In The Guardian today, writer Decca Aitkenhead argues that these days, if women feel like victims of sexism, it might be because they've set themselves up for it. In the UK, there's this "lad mag" called Nuts. You know the kind: sexy girls, football, rude jokes, cartoons. The Nuts website features a section called "Assess My Breasts," (NSFW) which invites men to study pictures of naked mammaries and rank them on a scale from 1 to 10. Sure, toplessness is more common in the UK. But asking men to judge your tits? Really? Because the thousands of pictures available are uploaded voluntarily. For free. By ordinary women. Writes Aitkenhead:
And so manicures, and Brazilian bikini waxes and pole-dancing classes were all reintroduced under the guise of harmless girly "fun". Barely 10 years later, we look in the mirror and mistake ourselves for sex workers.
It is no wonder a lot of men now genuinely believe that women want to be treated as sex objects. Who could blame them when so many of us have internalized an exhibitionistic ideal of our own objectification?

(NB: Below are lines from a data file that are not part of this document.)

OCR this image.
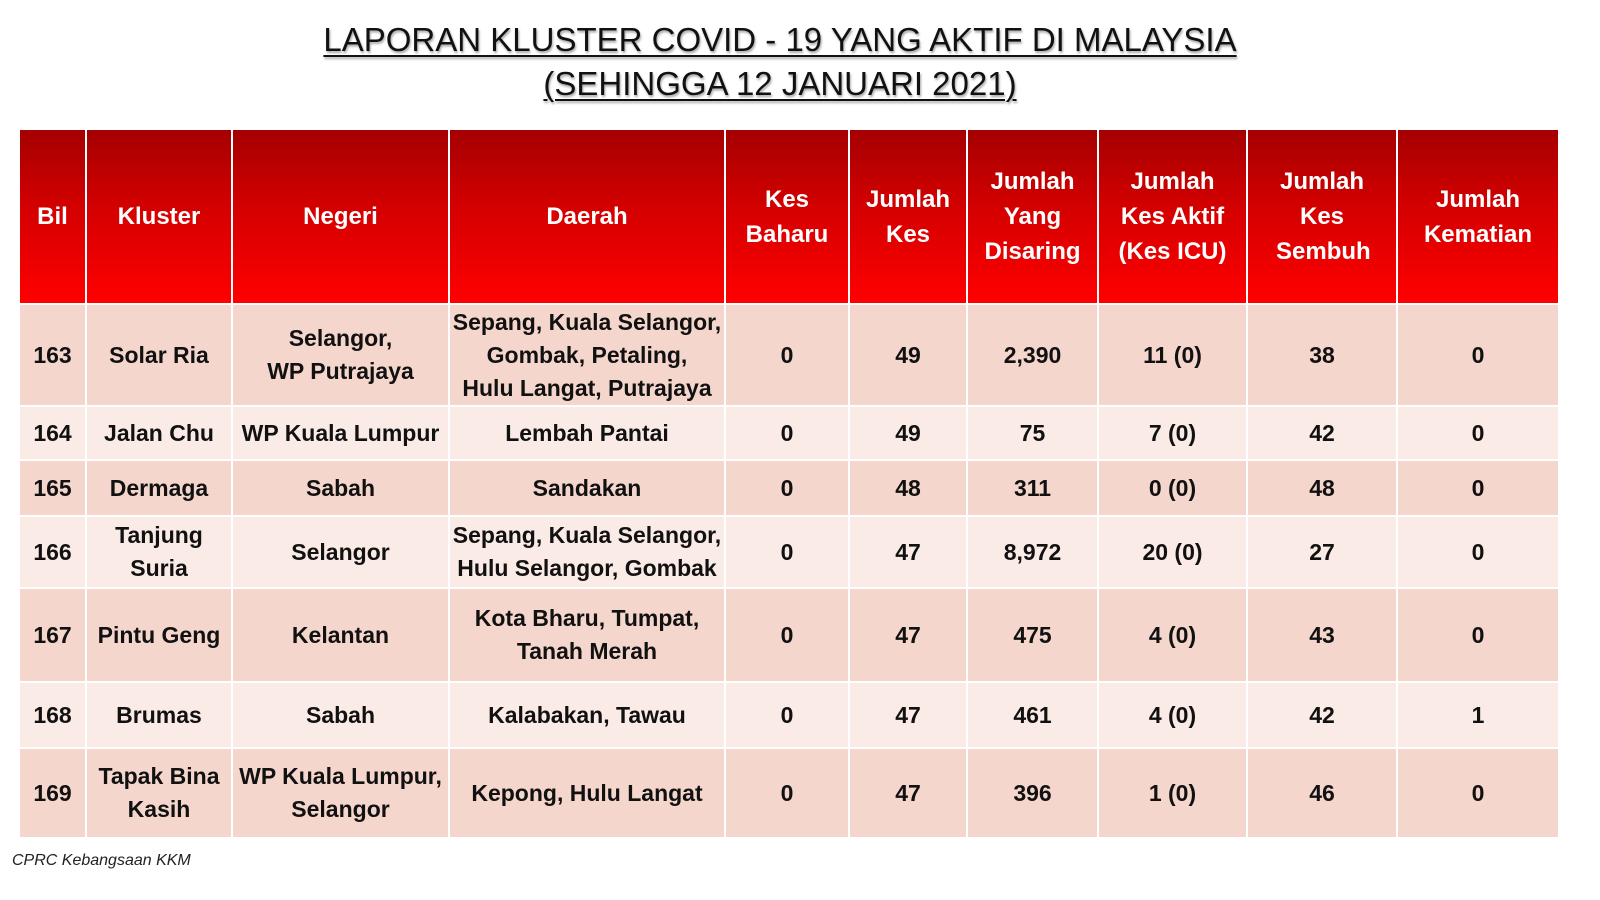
LAPORAN KLUSTER COVID - 19 YANG AKTIF DI MALAYSIA
(SEHINGGA 12 JANUARI 2021)
Bil	Kluster	Negeri	Daerah	Kes Baharu	Jumlah Kes	Jumlah Yang Disaring	Jumlah Kes Aktif (Kes ICU)	Jumlah Kes Sembuh	Jumlah Kematian
163	Solar Ria	Selangor,
WP Putrajaya	Sepang, Kuala Selangor,
Gombak, Petaling,
Hulu Langat, Putrajaya	0	49	2,390	11 (0)	38	0
164	Jalan Chu	WP Kuala Lumpur	Lembah Pantai	0	49	75	7 (0)	42	0
165	Dermaga	Sabah	Sandakan	0	48	311	0 (0)	48	0
166	Tanjung
Suria	Selangor	Sepang, Kuala Selangor,
Hulu Selangor, Gombak	0	47	8,972	20 (0)	27	0
167	Pintu Geng	Kelantan	Kota Bharu, Tumpat,
Tanah Merah	0	47	475	4 (0)	43	0
168	Brumas	Sabah	Kalabakan, Tawau	0	47	461	4 (0)	42	1
169	Tapak Bina
Kasih	WP Kuala Lumpur,
Selangor	Kepong, Hulu Langat	0	47	396	1 (0)	46	0
CPRC Kebangsaan KKM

Perhaps you're thinking, yes, but I believe in individual freedom! I'm smarter than that, I know the difference between being a fierce, sexy woman in charge who chooses to be sexy and take cardio striptease. But what about women younger than you? What about girls? What are they learning from this? Aitkenhead reports that a 14-year-old had her topless photo published in FHM, and that at "a London school where a teacher I know works, a pupil recently videoed a younger girl giving him a blowjob in the school toilets, then uploaded her performance straight on to YouTube." What fate do you suppose awaits girls who idolize "glamour model" Jordan? Or girls who wax their legs at age 9? Doesn't it make the "I left my brain in my locker" t-shirt seem so much worse?